After some experimentation with the above problem, this was the code that worked for me. It assumes that you have split up your data into arrays, such as:

training_data, training_labels, test_data, test_labels

We use CountVectorizer, so first import that:

from sklearn.feature_extraction.text import CountVectorizer
c_vect = CountVectorizer()

Then build a list of emoticons as an array. (I got my list from text dump online):

emoticon_list = [ ':)', ':-)', ':(' .... etc. - put your long list of emoticons here]

Next, fit the CountVectorizer with the array of emoticons. It's crucial to use fit, not fit_transform:

X = c_vect.fit(emoticon_list)

Then construct a feature vector by counting the number of emoticons in the training data (in my case, an array of tweets) using the transform method:

emoticon_training_features = c_vect.transform(training_data) 

Now we can train our classifier, clf, using the labels and our new emoticon feature vector (remembering that for certain classifiers such as SVC, you will need to first convert your string labels to appropriate numbers):

clf.fit(emoticon_training_features, training_labels)

Then to evaluate the performance of the classifier, we must transform our test data to make use of the emoticon features available:

emoticon_test_features = c_vect.transform(test_data)

Finally, we can perform our prediction:

predicted = clf.predict(emoticon_test_features)

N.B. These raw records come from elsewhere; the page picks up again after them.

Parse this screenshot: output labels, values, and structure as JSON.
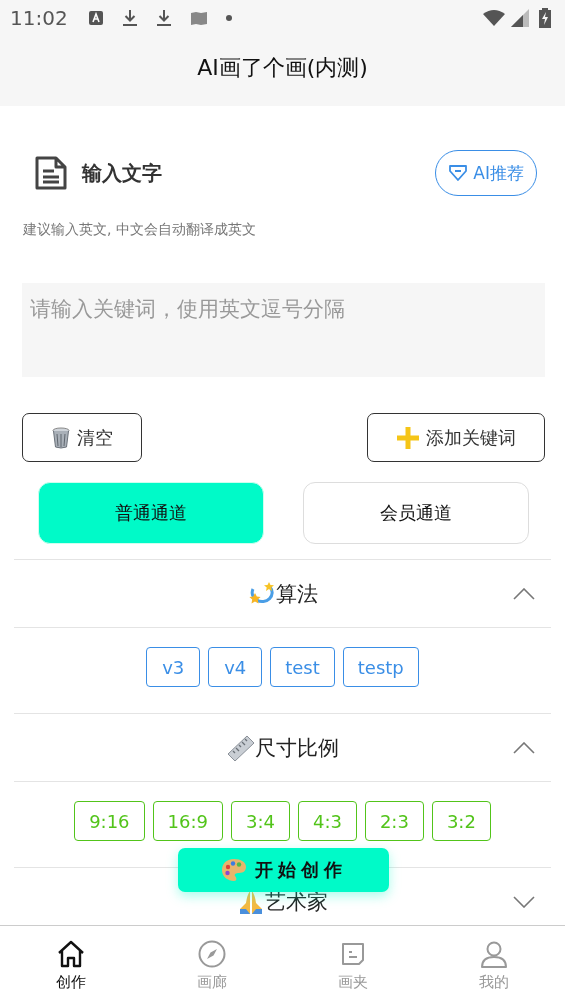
{
  "status_bar": {
    "time": "11:02"
  },
  "header": {
    "title": "AI画了个画(内测)"
  },
  "input_section": {
    "title": "输入文字",
    "recommend_button": "AI推荐",
    "hint": "建议输入英文, 中文会自动翻译成英文",
    "placeholder": "请输入关键词，使用英文逗号分隔"
  },
  "actions": [
    {
      "label": "清空",
      "kind": "trash"
    },
    {
      "label": "添加关键词",
      "kind": "plus"
    }
  ],
  "channels": [
    {
      "label": "普通通道",
      "selected": true
    },
    {
      "label": "会员通道",
      "selected": false
    }
  ],
  "sections": [
    {
      "title": "算法",
      "kind": "sparkle",
      "expanded": true,
      "color": "#3a8ee6",
      "options": [
        "v3",
        "v4",
        "test",
        "testp"
      ]
    },
    {
      "title": "尺寸比例",
      "kind": "ruler",
      "expanded": true,
      "color": "#52c41a",
      "options": [
        "9:16",
        "16:9",
        "3:4",
        "4:3",
        "2:3",
        "3:2"
      ]
    },
    {
      "title": "艺术家",
      "kind": "hands",
      "expanded": false
    }
  ],
  "start_button": "开始创作",
  "nav": [
    {
      "label": "创作",
      "kind": "home",
      "selected": true
    },
    {
      "label": "画廊",
      "kind": "compass",
      "selected": false
    },
    {
      "label": "画夹",
      "kind": "folder",
      "selected": false
    },
    {
      "label": "我的",
      "kind": "person",
      "selected": false
    }
  ]
}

Done. A fairly standard way to evaluate performance at this point is to use:

from sklearn.metrics import classification_report
print classification_report(test_labels, predicted)

Phew. Hope that helps.

1

1 Answers

2
votes

Both options should work.

There's a third option, which is to tokenize your samples manually and feed them to a DictVectorizer instead of a CountVectorizer. Example using the simplest tokenizer there is, str.split:

>>> from collections import Counter
>>> from sklearn.feature_extraction import DictVectorizer
>>> vect = DictVectorizer()
>>> samples = [":) :) :)", "I have to push the pram a lot"]
>>> X = vect.fit_transform(Counter(s.split()) for s in samples)
>>> X
<2x9 sparse matrix of type '<type 'numpy.float64'>'
    with 9 stored elements in Compressed Sparse Row format>
>>> vect.vocabulary_
{'a': 2, ':)': 0, 'I': 1, 'to': 8, 'have': 3, 'lot': 4, 'push': 6, 'the': 7, 'pram': 5}
>>> vect.inverse_transform(X[0])  # just for inspection
[{':)': 3.0}]

However, with DictVectorizer you'll have to build your own bigrams.